Posté le janvier 14, 2024 at 2:03 pm par / No Comments

Gonflé par les « grosses » productions nord-américaines aux budgets démentiels, saturées de super-héros « anabolisés » ; je capte d’autant plus facilement le cinéma dit d’auteur, dans le sens où les outils de production n’ont pas la préemption sur tout.

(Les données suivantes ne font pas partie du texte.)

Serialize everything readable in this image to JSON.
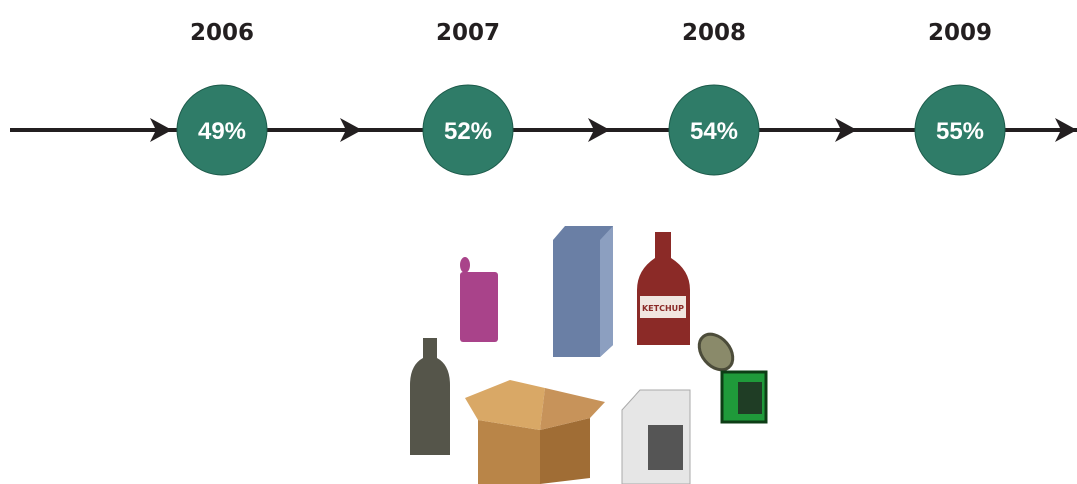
{
  "timeline": {
    "items": [
      {
        "year": "2006",
        "value": "49%"
      },
      {
        "year": "2007",
        "value": "52%"
      },
      {
        "year": "2008",
        "value": "54%"
      },
      {
        "year": "2009",
        "value": "55%"
      }
    ]
  },
  "illustration": {
    "ketchup_label": "KETCHUP"
  }
}
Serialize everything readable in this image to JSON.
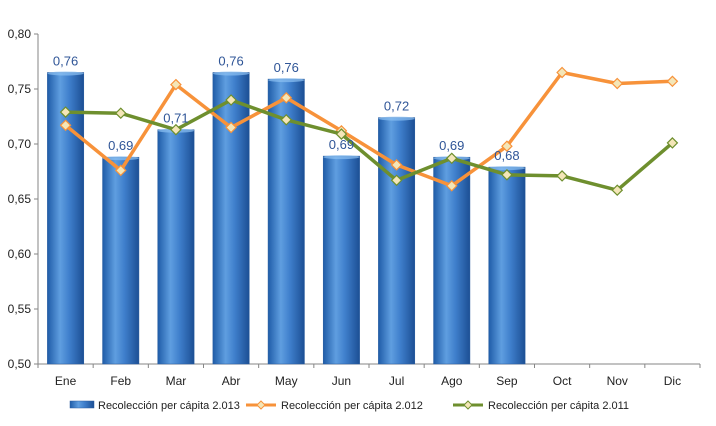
{
  "chart_data": {
    "type": "bar",
    "categories": [
      "Ene",
      "Feb",
      "Mar",
      "Abr",
      "May",
      "Jun",
      "Jul",
      "Ago",
      "Sep",
      "Oct",
      "Nov",
      "Dic"
    ],
    "ylim": [
      0.5,
      0.8
    ],
    "y_ticks": [
      "0,50",
      "0,55",
      "0,60",
      "0,65",
      "0,70",
      "0,75",
      "0,80"
    ],
    "series": [
      {
        "name": "Recolección per cápita 2.013",
        "kind": "bar",
        "color": "#3a78c3",
        "values": [
          0.765,
          0.688,
          0.713,
          0.765,
          0.759,
          0.689,
          0.724,
          0.688,
          0.679,
          null,
          null,
          null
        ],
        "labels": [
          "0,76",
          "0,69",
          "0,71",
          "0,76",
          "0,76",
          "0,69",
          "0,72",
          "0,69",
          "0,68",
          "",
          "",
          ""
        ]
      },
      {
        "name": "Recolección per cápita 2.012",
        "kind": "line",
        "color": "#f7923a",
        "values": [
          0.717,
          0.676,
          0.754,
          0.715,
          0.742,
          0.712,
          0.681,
          0.662,
          0.698,
          0.765,
          0.755,
          0.757
        ]
      },
      {
        "name": "Recolección per cápita 2.011",
        "kind": "line",
        "color": "#6e8f2e",
        "values": [
          0.729,
          0.728,
          0.713,
          0.74,
          0.722,
          0.709,
          0.667,
          0.687,
          0.672,
          0.671,
          0.658,
          0.701
        ]
      }
    ],
    "grid": false,
    "legend_position": "bottom"
  }
}
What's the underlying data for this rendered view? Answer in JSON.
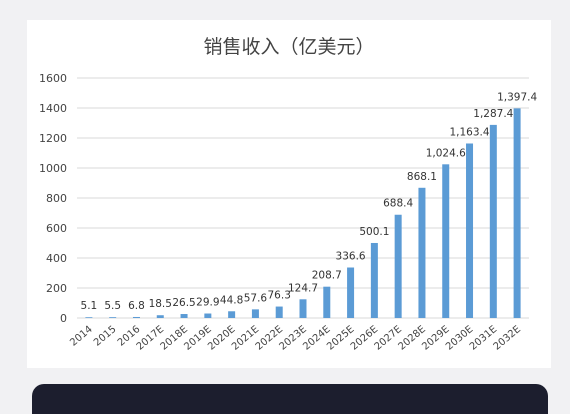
{
  "chart_data": {
    "type": "bar",
    "title": "销售收入（亿美元）",
    "categories": [
      "2014",
      "2015",
      "2016",
      "2017E",
      "2018E",
      "2019E",
      "2020E",
      "2021E",
      "2022E",
      "2023E",
      "2024E",
      "2025E",
      "2026E",
      "2027E",
      "2028E",
      "2029E",
      "2030E",
      "2031E",
      "2032E"
    ],
    "values": [
      5.1,
      5.5,
      6.8,
      18.5,
      26.5,
      29.9,
      44.8,
      57.6,
      76.3,
      124.7,
      208.7,
      336.6,
      500.1,
      688.4,
      868.1,
      1024.6,
      1163.4,
      1287.4,
      1397.4
    ],
    "value_labels": [
      "5.1",
      "5.5",
      "6.8",
      "18.5",
      "26.5",
      "29.9",
      "44.8",
      "57.6",
      "76.3",
      "124.7",
      "208.7",
      "336.6",
      "500.1",
      "688.4",
      "868.1",
      "1,024.6",
      "1,163.4",
      "1,287.4",
      "1,397.4"
    ],
    "y_ticks": [
      "0",
      "200",
      "400",
      "600",
      "800",
      "1000",
      "1200",
      "1400",
      "1600"
    ],
    "ylim": [
      0,
      1600
    ],
    "xlabel": "",
    "ylabel": "",
    "grid": true,
    "bar_color": "#5b9bd5",
    "grid_color": "#d9d9d9"
  }
}
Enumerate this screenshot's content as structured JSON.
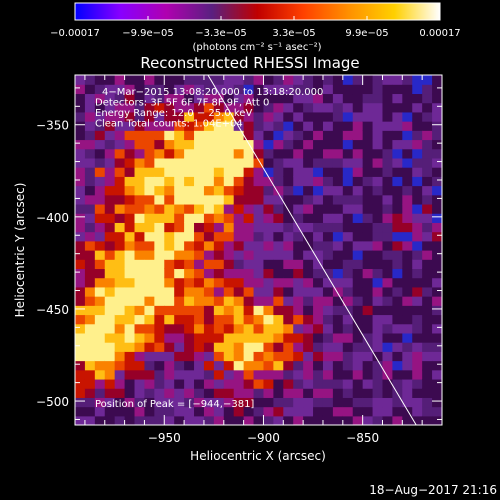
{
  "chart_data": {
    "type": "heatmap",
    "title": "Reconstructed RHESSI Image",
    "xlabel": "Heliocentric X (arcsec)",
    "ylabel": "Heliocentric Y (arcsec)",
    "xlim": [
      -995,
      -810
    ],
    "ylim": [
      -513,
      -323
    ],
    "x_ticks": [
      -950,
      -900,
      -850
    ],
    "y_ticks": [
      -350,
      -400,
      -450,
      -500
    ],
    "x_tick_labels": [
      "−950",
      "−900",
      "−850"
    ],
    "y_tick_labels": [
      "−350",
      "−400",
      "−450",
      "−500"
    ],
    "colorbar": {
      "range": [
        -0.00017,
        0.00017
      ],
      "tick_labels": [
        "−0.00017",
        "−9.9e−05",
        "−3.3e−05",
        "3.3e−05",
        "9.9e−05",
        "0.00017"
      ],
      "unit_label": "(photons cm⁻² s⁻¹ asec⁻²)",
      "colors": [
        "#0000ff",
        "#8800ff",
        "#b000b0",
        "#5a2080",
        "#c00000",
        "#ff4000",
        "#ff9000",
        "#ffd000",
        "#ffffff"
      ]
    },
    "annotations": [
      "4−Mar−2015 13:08:20.000 to 13:18:20.000",
      "Detectors: 3F 5F 6F 7F 8F 9F, Att 0",
      "Energy Range: 12.0 − 25.0 keV",
      "Clean     Total counts: 1.04E+04"
    ],
    "peak_label": "Position of Peak = [−944,−381]",
    "peak": [
      -944,
      -381
    ],
    "limb_line": [
      [
        -928,
        -323
      ],
      [
        -823,
        -513
      ]
    ],
    "bright_regions": [
      {
        "x": -943,
        "y": -383,
        "size": 25
      },
      {
        "x": -962,
        "y": -440,
        "size": 22
      },
      {
        "x": -905,
        "y": -465,
        "size": 18
      },
      {
        "x": -985,
        "y": -470,
        "size": 14
      },
      {
        "x": -920,
        "y": -360,
        "size": 14
      },
      {
        "x": -830,
        "y": -405,
        "size": 8
      }
    ]
  },
  "timestamp": "18−Aug−2017 21:16"
}
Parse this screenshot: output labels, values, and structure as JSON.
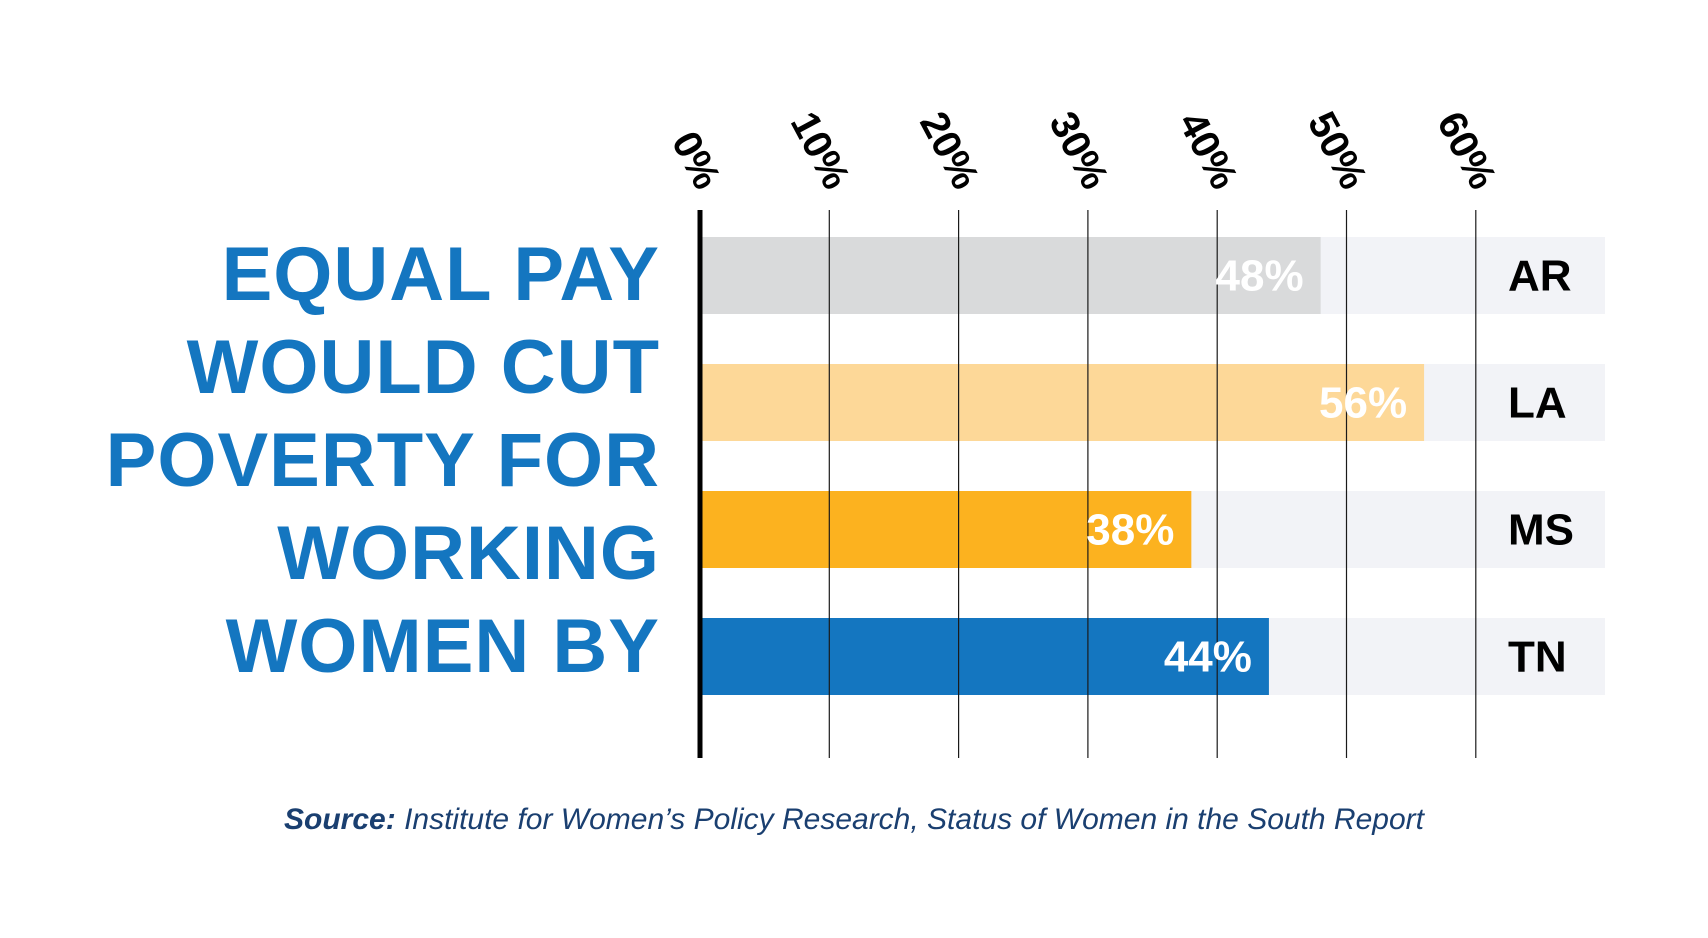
{
  "headline": [
    "EQUAL PAY",
    "WOULD CUT",
    "POVERTY FOR",
    "WORKING",
    "WOMEN BY"
  ],
  "source": {
    "label": "Source:",
    "text": "Institute for Women’s Policy Research, Status of Women in the South Report"
  },
  "chart_data": {
    "type": "bar",
    "orientation": "horizontal",
    "categories": [
      "AR",
      "LA",
      "MS",
      "TN"
    ],
    "values": [
      48,
      56,
      38,
      44
    ],
    "value_labels": [
      "48%",
      "56%",
      "38%",
      "44%"
    ],
    "colors": [
      "#d9dadb",
      "#fdd898",
      "#fcb21f",
      "#1476c0"
    ],
    "track_color": "#f2f3f7",
    "axis": {
      "ticks": [
        0,
        10,
        20,
        30,
        40,
        50,
        60
      ],
      "tick_labels": [
        "0%",
        "10%",
        "20%",
        "30%",
        "40%",
        "50%",
        "60%"
      ],
      "xlim": [
        0,
        60
      ],
      "position": "top",
      "gridlines": true
    },
    "title": "",
    "xlabel": "",
    "ylabel": ""
  }
}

Marre des films interminables, successions d’effets spéciaux (pour ne pas dire spécieux), de leçons de bonne morale, de bons sentiments, de théories simplistes, de lieux communs que même le bistrotier du coin évite de faire ; je m’écarte d’autant plus facilement de ce qui doit se voir pour discuter de tout et de rien avec ses collègues ou voisins (surtout de rien).

Écœuré par la complaisance des médias nationaux vis-à-vis de ces majors qui prétendent régir la culture du septième art ; j’ai choisi petit à petit d’autant plus facilement un cinéma qui suscite le rêve, un cinéma « d’histoires », un cinéma suffisamment créatif pour s’y plonger, s’oublier un moment. Ce cinéma existe et, contrairement à celui dont je parle ci-dessus, laisse des souvenirs, des idées, des questions, des sensations, des plaisirs.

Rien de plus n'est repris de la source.